- Genre: Documentary
- Based on: How to Change Your Mind by Michael Pollan
- Directed by: Lucy Walker; Alison Ellwood;
- Presented by: Michael Pollan
- Composer: Justin Melland
- Country of origin: United States;
- Original language: English
- No. of episodes: 4

Production
- Executive producers: Alex Gibney; Michael Pollan; Lucy Walker; Stacey Offman; Richard Perello;
- Producers: Alison Ellwood; Tahria Sheather;
- Cinematography: Pablo Berron
- Running time: 51–55 minutes
- Production companies: Jigsaw Productions; Tree Tree Tree;

Original release
- Network: Netflix
- Release: July 12, 2022

= How to Change Your Mind (miniseries) =

2022 Netflix docuseries

How to Change Your Mind is a 2022 American docuseries based on the book of the same name by Michael Pollan. It consists of four episodes, which were released on July 12, 2022, on Netflix and give insights into the psychedelic drugs LSD, psilocybin, MDMA and mescaline as well as their uses in psychedelic therapy. The series has been dubbed into Spanish, Hindi, Portuguese, French, Russian, German, Italian, Polish, Czech, and Hungarian.

==Background==
Michael Pollan published his book How to Change Your Mind in 2018. He serves as a presenter and guide throughout the miniseries.

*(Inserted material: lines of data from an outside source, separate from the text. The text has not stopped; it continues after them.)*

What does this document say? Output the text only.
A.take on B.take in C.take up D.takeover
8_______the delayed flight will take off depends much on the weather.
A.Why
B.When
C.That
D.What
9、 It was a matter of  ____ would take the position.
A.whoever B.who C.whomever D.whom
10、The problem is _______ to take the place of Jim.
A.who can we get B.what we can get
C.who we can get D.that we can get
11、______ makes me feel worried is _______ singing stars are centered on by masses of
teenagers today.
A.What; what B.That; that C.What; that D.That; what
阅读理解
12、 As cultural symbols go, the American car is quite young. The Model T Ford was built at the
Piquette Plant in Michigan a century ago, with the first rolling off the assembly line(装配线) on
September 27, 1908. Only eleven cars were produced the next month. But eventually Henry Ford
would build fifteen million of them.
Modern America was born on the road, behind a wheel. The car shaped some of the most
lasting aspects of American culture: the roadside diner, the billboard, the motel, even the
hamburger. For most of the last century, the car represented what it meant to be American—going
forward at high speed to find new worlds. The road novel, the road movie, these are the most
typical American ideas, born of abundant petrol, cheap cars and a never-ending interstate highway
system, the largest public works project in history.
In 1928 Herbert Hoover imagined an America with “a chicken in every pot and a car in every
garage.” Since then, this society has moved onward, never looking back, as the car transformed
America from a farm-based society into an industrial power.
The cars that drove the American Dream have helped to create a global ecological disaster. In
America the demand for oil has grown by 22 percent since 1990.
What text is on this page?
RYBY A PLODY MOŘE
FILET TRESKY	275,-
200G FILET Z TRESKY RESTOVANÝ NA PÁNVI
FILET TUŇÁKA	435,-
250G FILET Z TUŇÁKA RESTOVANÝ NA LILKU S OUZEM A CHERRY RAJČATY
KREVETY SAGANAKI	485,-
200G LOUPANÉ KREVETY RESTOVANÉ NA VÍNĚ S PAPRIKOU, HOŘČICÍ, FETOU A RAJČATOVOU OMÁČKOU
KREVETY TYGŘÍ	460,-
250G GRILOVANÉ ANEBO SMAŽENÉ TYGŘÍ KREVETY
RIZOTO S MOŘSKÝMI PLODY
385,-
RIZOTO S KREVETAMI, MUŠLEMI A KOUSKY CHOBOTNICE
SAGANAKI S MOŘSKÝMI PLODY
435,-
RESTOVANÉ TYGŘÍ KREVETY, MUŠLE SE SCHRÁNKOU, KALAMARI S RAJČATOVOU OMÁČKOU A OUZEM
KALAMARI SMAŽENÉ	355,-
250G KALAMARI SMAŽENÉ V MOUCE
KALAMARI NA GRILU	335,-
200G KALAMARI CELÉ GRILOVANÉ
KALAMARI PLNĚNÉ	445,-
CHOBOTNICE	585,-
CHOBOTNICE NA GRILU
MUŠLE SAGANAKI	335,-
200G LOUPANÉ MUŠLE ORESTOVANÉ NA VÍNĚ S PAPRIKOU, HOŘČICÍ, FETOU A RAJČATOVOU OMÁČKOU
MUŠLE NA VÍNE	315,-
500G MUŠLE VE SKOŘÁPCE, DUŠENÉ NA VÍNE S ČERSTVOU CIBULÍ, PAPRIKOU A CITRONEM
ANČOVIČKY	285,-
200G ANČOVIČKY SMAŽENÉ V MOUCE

On June 16, 2022, Netflix first published a trailer for the series and announced that Lucy Walker and Alison Ellwood would be directing, while Alex Gibney would serve as executive producer. Gibney expressed his pleasure working on the project, adding "It’s so important—a revelation about how some hallucinogens, once vilified, can lead to mindfulness. New science shows that these drugs can save lives and change our minds, helping us to live better lives."

According to director Alison Ellwood, the series tries to omit "psychedelic visual tropes—wild colors, rainbow streaks, morphing images" to make it relatable to people who have not had psychedelic experiences.

==Episodes==

| No. | Title | Directed by | Original release date |
| 1 | "LSD" | Lucy Walker | July 12, 2022 |
The series' premiere episode about lysergic acid diethylamide (LSD) focuses on topics like the first synthesis of the drug in 1938, Bicycle Day, the Harvard Psilocybin Project, Project MKUltra, Acid Tests, as well as psychedelic microdosing and psychedelic therapy. It features interviews with Albert Hofmann, Humphry Osmond, Timothy Leary, James Fadiman, Richard Alpert and Ken Kesey, among others.
| 2 | "Psilocybin" | Lucy Walker & Alison Ellwood | July 12, 2022 |
Topics touched on in the episode on psilocybin and psilocybin mushrooms include psilocybin therapy, curanderos, the Seeking the Magic Mushroom article, the Spring Grove Experiment, scholarly approaches to mysticism, as well as the legal status of psilocybin mushrooms and ego death. Interviewees include María Sabina, R. Gordon Wasson, Albert Hofmann, Timothy Leary, William Richards, Paul Stamets and Roland Griffiths.
| 3 | "MDMA" | Alison Ellwood & Lucy Walker | July 12, 2022 |
3,4-Methylenedioxymethamphetamine (MDMA) or "ecstasy" is the drug of focus for this episode, with a particular emphasis being placed on themes such as MDMA-assisted psychotherapy (including psychedelic treatments for trauma-related disorders), the Multidisciplinary Association for Psychedelic Studies, as well as raves and the Second Summer of Love. Some of the prominent figures being interviewed in this episode are Ann and Alexander Shulgin, Ben Sessa and Rick Doblin.
| 4 | "Mescaline" | Alison Ellwood & Lucy Walker | July 12, 2022 |
The final episode about mescaline gives insights into peyote and the peyote ceremony as administered by indigenous Americans, such as adherents of the Native American Church, as well as into the "Decriminalize Nature" movement. It mentions Echinopsis pachanoi, and the Eleusinian Mysteries. Some of the interviewees are Alfred Leo Smith, Aldous Huxley, Humphry Osmond and Timothy Leary.

==Reception==
===Critical response===
On Rotten Tomatoes, the miniseries holds an approval rating of 100% based on 9 reviews, with an average rating of 7.40/10. Stuart Heritage of The Guardian called the miniseries "hugely eloquent and convincing". Natalia Winkelman of The Boston Globe criticized the series for being too one-sided and failing to adequately address adverse effects of psychedelics. San Francisco Chronicle critic Bob Strauss found the series "not comprehensive, but packed with interesting tidbits" and says it provided "multiple worthy views that can be mind-blowing."